Além de ser o segundo maior criadouro de tartarugas verdes do mundo – atrás apenas da Ilha da Trindade, no Espírito Santo – o Atol das Rocas também abriga a maior coleção de aves marinhas do mundo, com cerca de 150 mil espécies.

Turistas não entram no Atol das Rocas

A beleza do Atol das Rocas é incrível, mas não podemos admirar de perto. Isso ocorre porque o turismo lá não existe. O Ibama (Instituto Brasileiro do Meio Ambiente), que controla o acesso público das ilhas que compõem o atol, só permite a presença de pesquisadores e estudantes.

Lá são realizados estudos importantes, por ter água muito transparente isso ajuda a encontrar e capturar animais para esse fim, principalmente sobre as tartarugas.

Para manter tudo igual, o Atol das Rocas conta com um zelador firme. Maurizélia de Brito, também conhecida como Zélia de Brito, ou Zelinha, é responsável pelo Atol das Rocas há mais de 30 anos.

Este é um um símbolo da conservação marinha no Brasil e uma referência para pesquisas marinhas, conservação de áreas protegidas e pesca.
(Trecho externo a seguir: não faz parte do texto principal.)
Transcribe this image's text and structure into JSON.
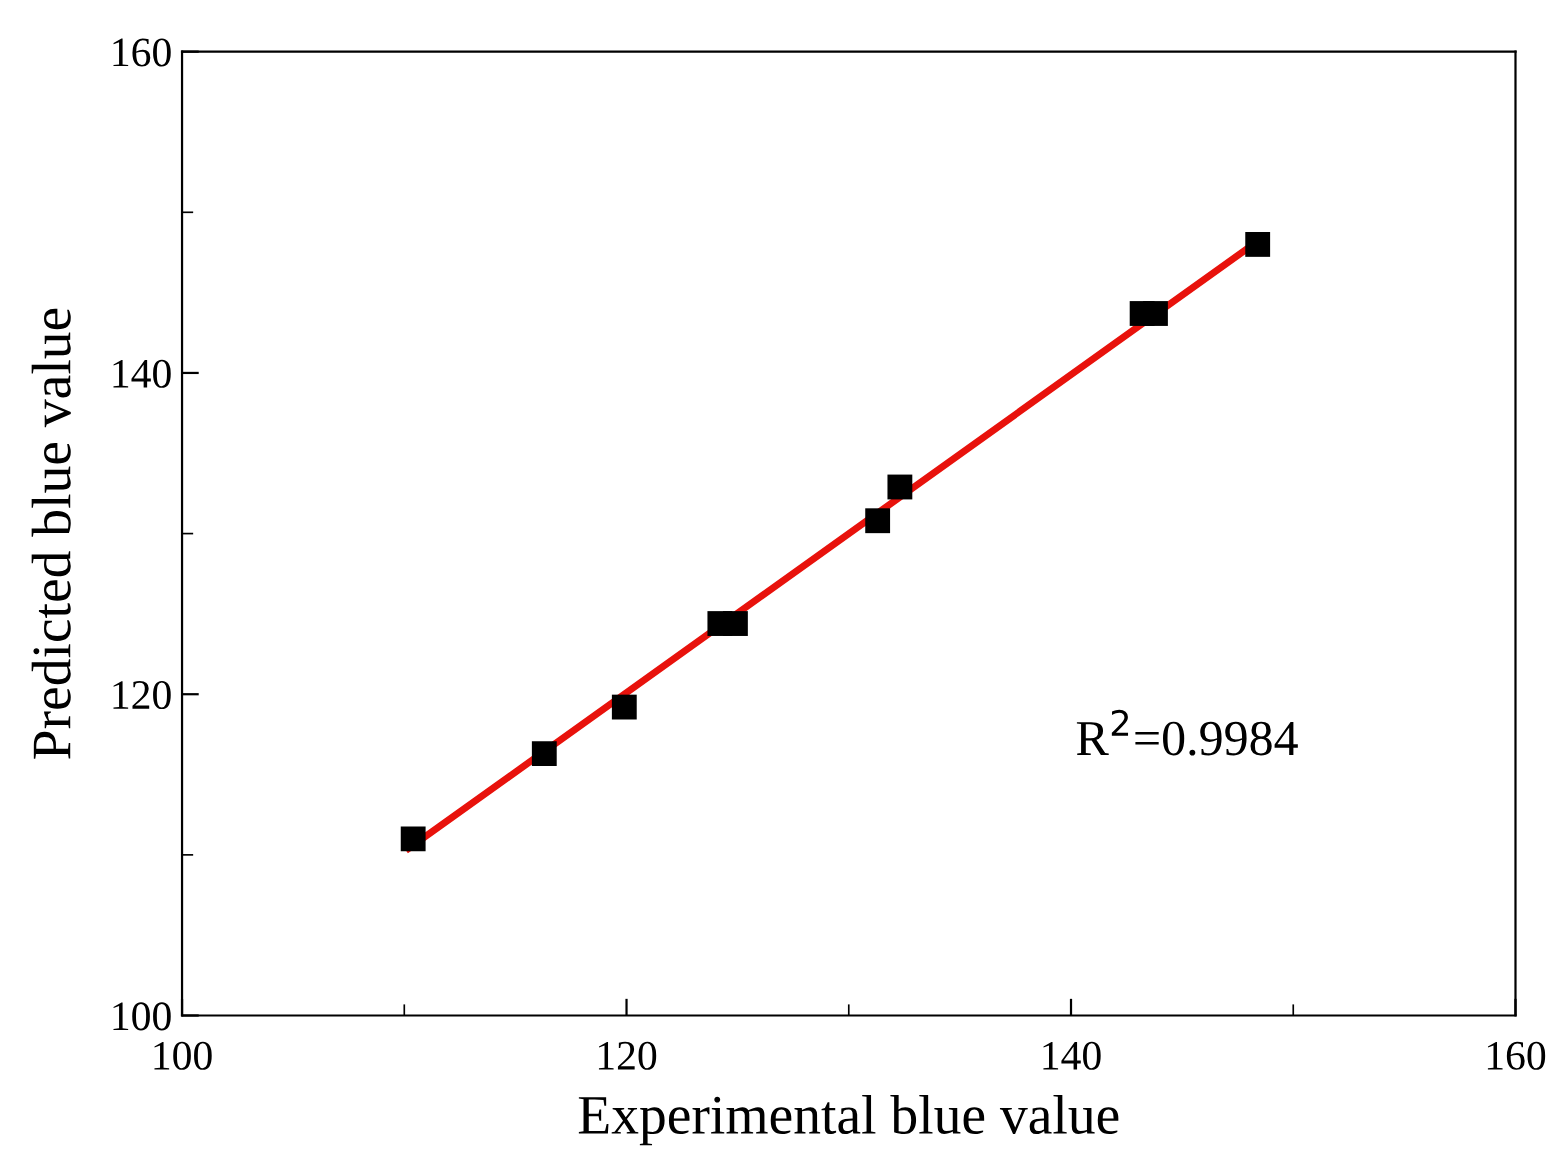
{
  "chart_data": {
    "type": "scatter",
    "xlabel": "Experimental blue value",
    "ylabel": "Predicted blue value",
    "series": [
      {
        "color": "#000000",
        "marker": "square",
        "x": [
          110.4,
          116.3,
          119.9,
          124.2,
          124.9,
          131.3,
          132.3,
          143.2,
          143.8,
          148.4
        ],
        "values": [
          111.0,
          116.3,
          119.2,
          124.4,
          124.4,
          130.8,
          132.9,
          143.7,
          143.7,
          148.0
        ]
      },
      {
        "type": "line",
        "color": "#e8120c",
        "marker": "none",
        "line_style": "solid",
        "x": [
          110.2,
          148.5
        ],
        "values": [
          110.4,
          148.3
        ]
      }
    ],
    "annotations": [
      "R$^{2}$=0.9984"
    ],
    "xlim": [
      100,
      160
    ],
    "ylim": [
      100,
      160
    ],
    "xticks": [
      100,
      120,
      140,
      160
    ],
    "yticks": [
      100,
      120,
      140,
      160
    ],
    "grid": false,
    "legend": false
  }
}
Empregada do ICMBio, Zélia se tornou vice-diretora da Reserva Biológica do Atol das Rocas em 1991 e segue no cargo desde 1993, até os dias atuais. Em sua homenagem, os cientistas nomearam três espécies de invertebrados.

“O atol é a casa permanente de muitos animais”, disse Zelinha em entrevista. “Serve de abrigo, alimento e produção para milhares de outras espécies.”

Tudo no local é área de pesquisa. Por isso, até os animais sentem. Não houve intervenção, pois eles tentaram seguir tudo com naturalidade.

O que se come no Atol das Rocas

Via Wikimedia

Por ser uma área isolada e com acessibilidade limitada, pode-se imaginar que comer no Atol das Rocas não seja uma tarefa fácil.

De acordo com o Programa de Pesquisa Ecológica de Longa Duração (PELD), as pessoas que chegam ao Atol das Rocas comem principalmente uma variedade de frutas e vegetais, e devem comer para que a comida não estrague.

Os alimentos entregues na reserva recebem cuidados especiais porque são provenientes do continente por meio de equipamentos do Instituto Chico Medes de Conservação da Biodiversidade (ICMBio).

Por exemplo, o peixe pode estar no menu, mas deve vir do continente porque é proibida a pesca no atol.

O ICMBio calcula a quantidade necessária levando em consideração restrições alimentares individuais, tempo de viagem e total de trabalho de campo. Os alimentos foram adquiridos em Natal (RN) e levados ao atol pelo catamarã Boranda.

Vale ressaltar que este atol não possui água potável, pouca sombra e apenas uma casa na Ilha do Farol, onde todos os moradores podem morar. Tudo vem do continente e viver lá é um desafio, o que torna o planejamento importante e inegociável.